惑いながら願う—リチャード・パワーズ『惑う星』
🪞ポンダラ〜の読書ノォト vol.007
ポンダラ〜です。本をひらけば、沼がひらく。
きょうも「読むこと」から、ちいさな探検をはじめてみましょう。
レイチェル・カーソンとルクレティウス(『物の本質について』)の言葉が引用されている最初のページを開いたとき、胸の奥に小さなひっかかりが生まれました。
「世界に対する感じ方は、人の数だけある」 ——そんなことを、静かに囁かれたような気がしたのです。
この本、リチャード・パワーズ『惑う星』は、
科学者の父と少年ロビンの物語でありながら、
実は、「私たちは世界をどう感じ、どう願うのか」 を問う、一種の祈りのような小説でした。
■物語の入り口:揺れながら、世界を抱きしめる親子
ロビンは、亡き母が遺した想いを抱えたまま、絶滅の危機にある生き物たちへ心を向け続けます。

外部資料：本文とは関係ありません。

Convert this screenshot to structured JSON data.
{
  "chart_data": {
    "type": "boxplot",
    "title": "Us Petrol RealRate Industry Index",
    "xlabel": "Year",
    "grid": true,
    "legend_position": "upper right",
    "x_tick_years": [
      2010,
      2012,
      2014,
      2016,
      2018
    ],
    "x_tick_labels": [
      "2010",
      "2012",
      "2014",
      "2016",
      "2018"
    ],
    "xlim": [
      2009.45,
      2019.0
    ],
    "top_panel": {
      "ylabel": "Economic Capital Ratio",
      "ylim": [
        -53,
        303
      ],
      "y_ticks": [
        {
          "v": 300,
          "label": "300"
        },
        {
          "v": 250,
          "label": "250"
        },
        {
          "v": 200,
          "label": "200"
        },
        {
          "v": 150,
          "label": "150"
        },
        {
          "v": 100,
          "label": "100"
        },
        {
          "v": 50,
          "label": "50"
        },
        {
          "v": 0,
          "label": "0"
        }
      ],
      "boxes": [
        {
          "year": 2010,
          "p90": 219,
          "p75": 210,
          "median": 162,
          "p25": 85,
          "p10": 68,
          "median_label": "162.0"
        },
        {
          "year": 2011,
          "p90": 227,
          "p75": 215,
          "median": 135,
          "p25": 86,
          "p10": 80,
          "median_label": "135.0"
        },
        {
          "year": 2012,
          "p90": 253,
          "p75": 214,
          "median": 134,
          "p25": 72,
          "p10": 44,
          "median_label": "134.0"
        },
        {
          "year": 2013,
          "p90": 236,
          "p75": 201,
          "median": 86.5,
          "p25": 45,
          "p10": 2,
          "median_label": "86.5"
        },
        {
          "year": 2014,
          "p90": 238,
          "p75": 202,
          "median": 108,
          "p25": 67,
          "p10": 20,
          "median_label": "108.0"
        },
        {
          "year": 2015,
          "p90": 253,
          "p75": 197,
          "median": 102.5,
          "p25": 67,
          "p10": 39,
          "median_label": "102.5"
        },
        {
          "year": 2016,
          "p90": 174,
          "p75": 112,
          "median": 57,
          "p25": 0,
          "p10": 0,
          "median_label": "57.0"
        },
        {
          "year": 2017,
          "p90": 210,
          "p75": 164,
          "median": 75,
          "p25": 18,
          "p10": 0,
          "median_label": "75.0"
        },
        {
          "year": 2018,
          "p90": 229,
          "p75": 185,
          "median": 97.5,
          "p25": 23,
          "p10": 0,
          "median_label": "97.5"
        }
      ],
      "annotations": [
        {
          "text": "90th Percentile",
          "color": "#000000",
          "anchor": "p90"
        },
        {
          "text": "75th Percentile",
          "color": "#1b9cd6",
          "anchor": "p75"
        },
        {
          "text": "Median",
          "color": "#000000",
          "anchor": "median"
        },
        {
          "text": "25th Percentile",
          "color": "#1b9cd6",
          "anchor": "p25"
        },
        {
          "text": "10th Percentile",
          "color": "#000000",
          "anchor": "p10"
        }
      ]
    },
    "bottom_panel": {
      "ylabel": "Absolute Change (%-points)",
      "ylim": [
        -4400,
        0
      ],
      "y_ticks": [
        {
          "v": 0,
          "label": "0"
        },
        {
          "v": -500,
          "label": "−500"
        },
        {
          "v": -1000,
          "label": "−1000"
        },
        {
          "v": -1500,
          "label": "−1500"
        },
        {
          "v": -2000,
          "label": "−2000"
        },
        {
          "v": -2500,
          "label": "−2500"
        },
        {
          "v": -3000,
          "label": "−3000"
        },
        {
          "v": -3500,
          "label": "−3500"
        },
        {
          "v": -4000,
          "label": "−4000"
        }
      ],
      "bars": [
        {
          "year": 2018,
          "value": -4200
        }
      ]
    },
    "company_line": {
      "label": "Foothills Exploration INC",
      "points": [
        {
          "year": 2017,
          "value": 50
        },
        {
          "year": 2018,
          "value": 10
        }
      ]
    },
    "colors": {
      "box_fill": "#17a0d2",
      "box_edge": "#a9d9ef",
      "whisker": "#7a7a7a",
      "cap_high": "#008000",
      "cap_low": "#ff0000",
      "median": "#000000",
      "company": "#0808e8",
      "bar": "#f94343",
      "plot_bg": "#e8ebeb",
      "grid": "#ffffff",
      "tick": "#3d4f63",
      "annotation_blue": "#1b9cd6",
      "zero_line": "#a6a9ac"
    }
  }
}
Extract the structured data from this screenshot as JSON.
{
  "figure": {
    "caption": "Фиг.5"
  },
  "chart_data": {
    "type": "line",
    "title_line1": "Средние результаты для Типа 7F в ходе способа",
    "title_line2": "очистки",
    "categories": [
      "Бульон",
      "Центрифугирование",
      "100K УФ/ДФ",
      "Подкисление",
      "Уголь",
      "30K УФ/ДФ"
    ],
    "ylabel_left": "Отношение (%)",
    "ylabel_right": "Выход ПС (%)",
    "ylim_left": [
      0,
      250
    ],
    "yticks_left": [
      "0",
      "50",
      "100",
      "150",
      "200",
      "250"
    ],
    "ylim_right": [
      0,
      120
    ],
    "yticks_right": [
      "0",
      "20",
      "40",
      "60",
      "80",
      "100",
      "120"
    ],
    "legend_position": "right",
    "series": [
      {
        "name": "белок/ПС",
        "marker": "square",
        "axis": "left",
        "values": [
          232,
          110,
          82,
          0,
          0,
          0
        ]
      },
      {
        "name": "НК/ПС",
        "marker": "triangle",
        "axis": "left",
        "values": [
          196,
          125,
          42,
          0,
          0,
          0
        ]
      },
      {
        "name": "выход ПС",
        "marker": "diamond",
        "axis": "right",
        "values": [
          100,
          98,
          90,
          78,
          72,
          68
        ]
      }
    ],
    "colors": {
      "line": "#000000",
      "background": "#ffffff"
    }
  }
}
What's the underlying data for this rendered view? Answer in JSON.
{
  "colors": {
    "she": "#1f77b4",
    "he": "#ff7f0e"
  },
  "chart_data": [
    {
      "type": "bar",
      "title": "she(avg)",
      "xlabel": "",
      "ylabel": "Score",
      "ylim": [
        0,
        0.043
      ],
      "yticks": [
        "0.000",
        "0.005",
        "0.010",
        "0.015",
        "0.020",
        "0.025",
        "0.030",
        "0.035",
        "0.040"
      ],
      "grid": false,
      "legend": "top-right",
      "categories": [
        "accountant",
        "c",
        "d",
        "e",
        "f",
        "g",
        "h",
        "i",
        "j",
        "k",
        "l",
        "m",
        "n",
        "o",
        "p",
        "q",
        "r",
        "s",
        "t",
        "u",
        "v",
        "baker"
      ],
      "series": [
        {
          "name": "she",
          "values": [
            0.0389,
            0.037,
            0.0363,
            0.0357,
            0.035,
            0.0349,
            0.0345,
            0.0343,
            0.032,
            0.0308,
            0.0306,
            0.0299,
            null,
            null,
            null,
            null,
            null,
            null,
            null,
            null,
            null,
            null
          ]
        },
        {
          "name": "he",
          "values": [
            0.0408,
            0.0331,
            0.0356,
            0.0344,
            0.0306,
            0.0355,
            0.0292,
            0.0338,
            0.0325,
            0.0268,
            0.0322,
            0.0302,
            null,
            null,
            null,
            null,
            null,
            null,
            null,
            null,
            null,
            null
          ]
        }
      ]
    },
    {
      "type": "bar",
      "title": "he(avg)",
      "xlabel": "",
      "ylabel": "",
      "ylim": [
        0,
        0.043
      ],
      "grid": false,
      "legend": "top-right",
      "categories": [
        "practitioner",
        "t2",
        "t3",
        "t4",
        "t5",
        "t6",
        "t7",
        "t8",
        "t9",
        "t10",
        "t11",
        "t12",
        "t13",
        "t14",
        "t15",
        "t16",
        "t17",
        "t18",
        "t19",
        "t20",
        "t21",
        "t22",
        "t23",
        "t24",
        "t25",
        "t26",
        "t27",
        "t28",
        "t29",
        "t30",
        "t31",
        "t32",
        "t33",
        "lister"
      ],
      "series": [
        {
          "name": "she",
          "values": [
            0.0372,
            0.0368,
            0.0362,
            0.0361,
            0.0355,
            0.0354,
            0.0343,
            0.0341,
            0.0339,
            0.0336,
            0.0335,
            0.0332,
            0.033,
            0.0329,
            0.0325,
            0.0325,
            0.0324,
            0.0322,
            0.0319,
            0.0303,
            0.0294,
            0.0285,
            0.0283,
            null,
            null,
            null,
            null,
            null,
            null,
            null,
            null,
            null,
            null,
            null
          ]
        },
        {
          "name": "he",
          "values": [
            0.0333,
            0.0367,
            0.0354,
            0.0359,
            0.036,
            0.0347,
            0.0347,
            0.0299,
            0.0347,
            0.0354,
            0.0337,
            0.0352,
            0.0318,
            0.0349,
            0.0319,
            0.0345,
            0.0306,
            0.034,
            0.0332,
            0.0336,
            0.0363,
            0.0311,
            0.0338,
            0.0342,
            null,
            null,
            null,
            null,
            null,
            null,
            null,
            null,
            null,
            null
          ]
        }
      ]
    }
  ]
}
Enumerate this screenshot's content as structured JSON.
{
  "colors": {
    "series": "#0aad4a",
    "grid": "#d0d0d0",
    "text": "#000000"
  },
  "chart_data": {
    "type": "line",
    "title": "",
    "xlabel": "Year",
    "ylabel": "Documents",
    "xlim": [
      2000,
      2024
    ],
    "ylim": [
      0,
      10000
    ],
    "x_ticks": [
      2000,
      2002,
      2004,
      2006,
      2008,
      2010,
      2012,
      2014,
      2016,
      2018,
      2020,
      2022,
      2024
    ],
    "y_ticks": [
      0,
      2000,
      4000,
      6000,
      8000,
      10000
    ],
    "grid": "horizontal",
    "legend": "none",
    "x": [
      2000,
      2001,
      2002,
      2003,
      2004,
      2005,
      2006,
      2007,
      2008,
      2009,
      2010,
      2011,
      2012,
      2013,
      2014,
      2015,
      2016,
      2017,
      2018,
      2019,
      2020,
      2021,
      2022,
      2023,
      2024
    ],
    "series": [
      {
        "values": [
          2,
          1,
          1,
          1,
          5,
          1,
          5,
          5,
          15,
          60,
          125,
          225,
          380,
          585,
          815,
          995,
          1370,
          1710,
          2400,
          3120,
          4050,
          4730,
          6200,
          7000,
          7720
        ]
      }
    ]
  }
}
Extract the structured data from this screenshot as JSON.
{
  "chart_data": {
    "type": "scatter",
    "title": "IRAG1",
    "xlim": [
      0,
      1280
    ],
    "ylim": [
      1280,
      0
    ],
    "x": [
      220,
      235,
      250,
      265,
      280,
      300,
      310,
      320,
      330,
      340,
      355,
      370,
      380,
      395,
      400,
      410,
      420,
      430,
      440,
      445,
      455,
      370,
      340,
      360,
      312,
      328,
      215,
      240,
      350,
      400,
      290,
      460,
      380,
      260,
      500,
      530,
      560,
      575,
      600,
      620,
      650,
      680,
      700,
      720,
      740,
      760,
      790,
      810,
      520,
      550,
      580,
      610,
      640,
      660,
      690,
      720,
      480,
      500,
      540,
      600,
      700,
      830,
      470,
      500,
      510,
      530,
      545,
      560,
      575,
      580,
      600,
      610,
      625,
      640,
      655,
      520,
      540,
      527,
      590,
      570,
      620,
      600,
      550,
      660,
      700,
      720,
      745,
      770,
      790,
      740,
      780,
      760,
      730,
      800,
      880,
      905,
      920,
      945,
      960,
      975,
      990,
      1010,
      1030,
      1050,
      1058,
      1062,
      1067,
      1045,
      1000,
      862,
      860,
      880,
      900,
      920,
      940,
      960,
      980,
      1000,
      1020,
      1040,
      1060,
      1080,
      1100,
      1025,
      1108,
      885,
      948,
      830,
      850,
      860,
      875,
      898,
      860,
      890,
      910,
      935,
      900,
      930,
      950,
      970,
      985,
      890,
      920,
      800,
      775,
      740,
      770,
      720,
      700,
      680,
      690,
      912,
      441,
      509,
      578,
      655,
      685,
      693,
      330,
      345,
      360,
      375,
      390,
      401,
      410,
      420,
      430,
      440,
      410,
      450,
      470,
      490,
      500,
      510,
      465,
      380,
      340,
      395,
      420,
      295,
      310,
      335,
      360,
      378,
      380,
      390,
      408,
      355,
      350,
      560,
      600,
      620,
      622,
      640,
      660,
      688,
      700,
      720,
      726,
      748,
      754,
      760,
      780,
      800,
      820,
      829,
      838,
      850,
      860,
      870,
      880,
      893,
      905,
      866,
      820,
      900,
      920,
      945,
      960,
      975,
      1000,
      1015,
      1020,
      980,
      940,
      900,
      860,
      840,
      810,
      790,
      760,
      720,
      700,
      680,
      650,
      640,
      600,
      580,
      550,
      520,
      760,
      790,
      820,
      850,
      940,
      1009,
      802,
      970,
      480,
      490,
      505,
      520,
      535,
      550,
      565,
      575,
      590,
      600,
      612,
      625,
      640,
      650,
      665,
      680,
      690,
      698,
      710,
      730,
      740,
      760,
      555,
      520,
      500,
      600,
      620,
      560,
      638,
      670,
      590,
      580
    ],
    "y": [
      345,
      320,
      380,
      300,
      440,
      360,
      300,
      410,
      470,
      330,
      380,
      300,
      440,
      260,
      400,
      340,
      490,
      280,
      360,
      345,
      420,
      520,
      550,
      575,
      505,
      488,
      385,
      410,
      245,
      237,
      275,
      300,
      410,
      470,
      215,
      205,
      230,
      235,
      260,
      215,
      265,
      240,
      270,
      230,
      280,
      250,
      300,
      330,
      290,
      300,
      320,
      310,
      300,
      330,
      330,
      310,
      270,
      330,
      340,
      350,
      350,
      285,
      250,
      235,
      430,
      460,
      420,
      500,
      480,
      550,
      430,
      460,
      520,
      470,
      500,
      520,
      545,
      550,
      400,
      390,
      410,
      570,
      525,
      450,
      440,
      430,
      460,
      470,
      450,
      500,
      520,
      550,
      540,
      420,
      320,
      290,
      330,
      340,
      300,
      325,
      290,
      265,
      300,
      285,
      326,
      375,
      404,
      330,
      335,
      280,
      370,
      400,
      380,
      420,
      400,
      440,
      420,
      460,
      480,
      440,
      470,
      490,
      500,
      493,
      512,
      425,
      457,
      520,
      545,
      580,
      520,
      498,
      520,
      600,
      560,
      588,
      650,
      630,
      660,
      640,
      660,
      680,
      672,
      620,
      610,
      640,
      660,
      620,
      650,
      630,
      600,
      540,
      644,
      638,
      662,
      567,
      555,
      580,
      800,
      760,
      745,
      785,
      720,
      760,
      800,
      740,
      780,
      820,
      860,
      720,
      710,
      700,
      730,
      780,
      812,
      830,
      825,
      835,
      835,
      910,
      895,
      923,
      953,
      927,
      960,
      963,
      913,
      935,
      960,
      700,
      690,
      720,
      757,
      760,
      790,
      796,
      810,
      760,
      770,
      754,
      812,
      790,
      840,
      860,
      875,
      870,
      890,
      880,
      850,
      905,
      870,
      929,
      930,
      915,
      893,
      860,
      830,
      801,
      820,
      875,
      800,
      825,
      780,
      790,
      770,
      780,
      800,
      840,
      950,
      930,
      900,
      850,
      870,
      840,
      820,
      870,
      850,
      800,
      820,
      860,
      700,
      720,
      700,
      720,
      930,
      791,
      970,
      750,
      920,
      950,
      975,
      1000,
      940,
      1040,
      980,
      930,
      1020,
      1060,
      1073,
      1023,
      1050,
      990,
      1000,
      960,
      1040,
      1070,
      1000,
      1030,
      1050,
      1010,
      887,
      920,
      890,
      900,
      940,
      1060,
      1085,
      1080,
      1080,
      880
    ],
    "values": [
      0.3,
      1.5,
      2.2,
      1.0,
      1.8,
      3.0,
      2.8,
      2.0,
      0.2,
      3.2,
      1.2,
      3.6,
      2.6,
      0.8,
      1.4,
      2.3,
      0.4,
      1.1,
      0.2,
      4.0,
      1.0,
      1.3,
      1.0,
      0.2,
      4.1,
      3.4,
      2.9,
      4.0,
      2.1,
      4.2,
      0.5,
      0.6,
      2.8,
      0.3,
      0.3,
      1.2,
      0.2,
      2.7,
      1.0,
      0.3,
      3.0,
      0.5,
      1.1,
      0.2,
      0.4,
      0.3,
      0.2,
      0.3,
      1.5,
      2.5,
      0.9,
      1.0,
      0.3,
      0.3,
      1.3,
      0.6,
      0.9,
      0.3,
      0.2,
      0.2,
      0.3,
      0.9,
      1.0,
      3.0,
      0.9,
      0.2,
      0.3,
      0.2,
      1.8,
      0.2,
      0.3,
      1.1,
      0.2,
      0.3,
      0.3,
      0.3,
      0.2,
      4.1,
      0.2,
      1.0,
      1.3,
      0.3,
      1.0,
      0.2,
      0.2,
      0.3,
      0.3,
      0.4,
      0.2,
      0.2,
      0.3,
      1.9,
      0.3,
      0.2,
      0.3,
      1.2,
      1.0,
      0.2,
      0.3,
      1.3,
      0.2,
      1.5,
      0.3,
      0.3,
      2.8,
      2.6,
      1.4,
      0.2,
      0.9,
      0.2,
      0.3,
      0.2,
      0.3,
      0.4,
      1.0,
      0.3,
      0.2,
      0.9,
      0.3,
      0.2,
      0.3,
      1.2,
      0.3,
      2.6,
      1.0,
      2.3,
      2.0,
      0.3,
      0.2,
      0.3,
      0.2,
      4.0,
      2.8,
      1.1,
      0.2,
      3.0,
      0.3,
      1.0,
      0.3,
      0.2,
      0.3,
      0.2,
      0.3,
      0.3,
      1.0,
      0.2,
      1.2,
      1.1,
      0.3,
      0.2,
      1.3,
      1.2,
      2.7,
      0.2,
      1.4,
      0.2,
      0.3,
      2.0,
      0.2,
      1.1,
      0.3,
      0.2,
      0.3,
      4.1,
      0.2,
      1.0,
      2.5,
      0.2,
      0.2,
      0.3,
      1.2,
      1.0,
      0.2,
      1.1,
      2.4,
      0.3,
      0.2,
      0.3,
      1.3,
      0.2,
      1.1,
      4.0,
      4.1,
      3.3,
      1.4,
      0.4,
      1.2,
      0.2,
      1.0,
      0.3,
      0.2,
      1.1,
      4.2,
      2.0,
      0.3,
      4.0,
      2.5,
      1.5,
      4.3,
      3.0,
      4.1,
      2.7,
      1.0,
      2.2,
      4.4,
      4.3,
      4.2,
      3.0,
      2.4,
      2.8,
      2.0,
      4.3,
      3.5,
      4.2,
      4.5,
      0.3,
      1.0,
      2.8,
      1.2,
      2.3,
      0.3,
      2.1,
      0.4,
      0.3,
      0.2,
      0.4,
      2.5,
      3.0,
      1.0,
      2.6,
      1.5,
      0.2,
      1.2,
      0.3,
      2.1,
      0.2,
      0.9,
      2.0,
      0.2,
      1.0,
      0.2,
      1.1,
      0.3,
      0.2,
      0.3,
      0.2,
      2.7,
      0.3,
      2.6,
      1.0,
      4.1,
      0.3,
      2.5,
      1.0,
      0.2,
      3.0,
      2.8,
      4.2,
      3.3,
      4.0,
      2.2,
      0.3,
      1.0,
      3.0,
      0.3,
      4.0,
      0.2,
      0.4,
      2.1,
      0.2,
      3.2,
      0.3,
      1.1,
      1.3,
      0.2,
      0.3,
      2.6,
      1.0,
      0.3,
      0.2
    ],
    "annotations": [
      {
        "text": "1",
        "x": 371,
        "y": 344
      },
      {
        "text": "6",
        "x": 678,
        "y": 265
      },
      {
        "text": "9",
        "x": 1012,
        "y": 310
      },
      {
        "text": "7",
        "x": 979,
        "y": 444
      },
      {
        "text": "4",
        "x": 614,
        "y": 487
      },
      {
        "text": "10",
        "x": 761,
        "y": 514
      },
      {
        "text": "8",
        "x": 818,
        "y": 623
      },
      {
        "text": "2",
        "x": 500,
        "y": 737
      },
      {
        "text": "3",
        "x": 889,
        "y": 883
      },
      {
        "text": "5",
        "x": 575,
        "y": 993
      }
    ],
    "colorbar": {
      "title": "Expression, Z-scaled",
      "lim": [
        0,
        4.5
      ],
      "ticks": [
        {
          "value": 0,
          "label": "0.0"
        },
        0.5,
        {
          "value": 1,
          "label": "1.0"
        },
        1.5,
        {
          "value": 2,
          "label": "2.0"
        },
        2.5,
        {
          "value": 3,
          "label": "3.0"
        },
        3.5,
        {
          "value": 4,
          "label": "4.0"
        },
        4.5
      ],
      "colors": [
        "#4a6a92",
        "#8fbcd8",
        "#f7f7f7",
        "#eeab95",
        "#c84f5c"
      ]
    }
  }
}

父セオは天文学者で、観測装置越しに宇宙を眺めながら、息子の“内なる宇宙”に触れようとする。
小さな親子の物語なのに、ページを追うほどに世界がどんどん広がっていく。
そしてその中心には、次のような一文がひっそりと光っています。
“The world is a mystery, and we always have been too small to solve it.”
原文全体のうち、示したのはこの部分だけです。